LORENA LIRA (°1995, Mexico City, Mexico) makes sculptures and films. By investigating language on a meta-level, LIRA makes works that can be seen as self-portraits. Sometimes they appear idiosyncratic and quirky, at other times, they seem typical by-products of American superabundance and marketing.
Her sculptures are given improper functions: significations are inversed and form and content merge. Shapes are dissociated from their original meaning, by which the system in which they normally function is exposed. Initially unambiguous meanings are shattered and disseminate endlessly. In a search for new methods to ‘read the city’, she often creates work using creative game tactics, but these are never permissive. Play is a serious matter: during the game, different rules apply than in everyday life and even everyday objects undergo transubstantiation.

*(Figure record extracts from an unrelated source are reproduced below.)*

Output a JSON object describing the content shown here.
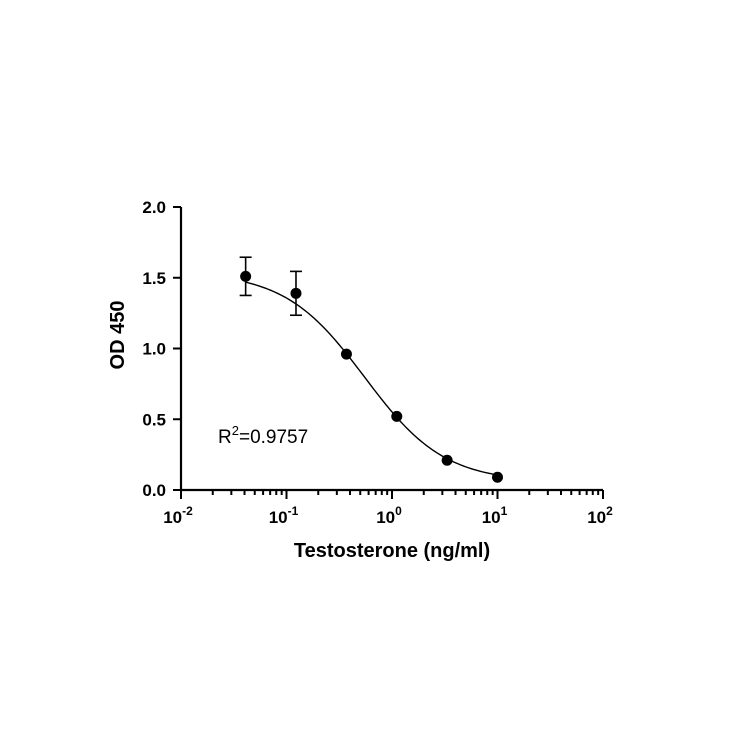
{
  "chart_data": {
    "type": "scatter",
    "x_scale": "log",
    "xlabel": "Testosterone (ng/ml)",
    "ylabel": "OD 450",
    "xlim": [
      0.01,
      100
    ],
    "ylim": [
      0,
      2.0
    ],
    "x_ticks": [
      {
        "value": 0.01,
        "base": "10",
        "exp": "-2"
      },
      {
        "value": 0.1,
        "base": "10",
        "exp": "-1"
      },
      {
        "value": 1,
        "base": "10",
        "exp": "0"
      },
      {
        "value": 10,
        "base": "10",
        "exp": "1"
      },
      {
        "value": 100,
        "base": "10",
        "exp": "2"
      }
    ],
    "y_ticks": [
      "0.0",
      "0.5",
      "1.0",
      "1.5",
      "2.0"
    ],
    "points": [
      {
        "x": 0.041,
        "y": 1.51,
        "err": 0.135
      },
      {
        "x": 0.123,
        "y": 1.39,
        "err": 0.155
      },
      {
        "x": 0.37,
        "y": 0.96,
        "err": 0
      },
      {
        "x": 1.11,
        "y": 0.52,
        "err": 0
      },
      {
        "x": 3.33,
        "y": 0.21,
        "err": 0
      },
      {
        "x": 10,
        "y": 0.09,
        "err": 0
      }
    ],
    "fit": {
      "type": "4PL",
      "top": 1.54,
      "bottom": 0.055,
      "ec50": 0.55,
      "hill": 1.15
    },
    "annotation": {
      "text": "R",
      "superscript": "2",
      "value": "=0.9757"
    },
    "grid": false,
    "legend": "none"
  }
}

Her works are saturated with obviousness, mental inertia, clichés and bad jokes. They question the coerciveness that is derived from the more profound meaning and the superficial aesthetic appearance of an image. By using popular themes such as sexuality, family structure and violence, she touches various overlapping themes and strategies. Several reoccurring subject matter can be recognised, such as the relation with popular culture and media, working with repetition, provocation and the investigation of the process of expectations.
Her works often refers to pop and mass culture. Using written and drawn symbols, a world where light-heartedness rules and where rules are undermined is created. By taking daily life as subject matter while commenting on the everyday aesthetic of middle class values, she tries to create works in which the actual event still has to take place or just has ended: moments evocative of atmosphere and suspense that are not part of a narrative thread. The drama unfolds elsewhere while the build-up of tension is frozen to become the memory of an event that will never take place.
Her works are characterised by the use of everyday objects in an atmosphere of middleclass mentality in which recognition plays an important role. By putting the viewer on the wrong track, she tries to grasp language. Transformed into art, language becomes an ornament. At that moment, lots of ambiguities and indistinctnesses, which are inherent to the phenomenon, come to the surface.
Her works focus on the inability of communication which is used to visualise reality, the attempt of dialogue, the dissonance between form and content and the dysfunctions of language. In short, the lack of clear references are key elements in the work. By parodying mass media by exaggerating certain formal aspects inherent to our contemporary society, she focuses on the idea of ‘public space’ and more specifically on spaces where anyone can do anything at any given moment: the non-private space, the non-privately owned space, space that is economically uninteresting.
Her works are often about contact with architecture and basic living elements. Energy (heat, light, water), space and landscape are examined in less obvious ways and sometimes developed in absurd ways.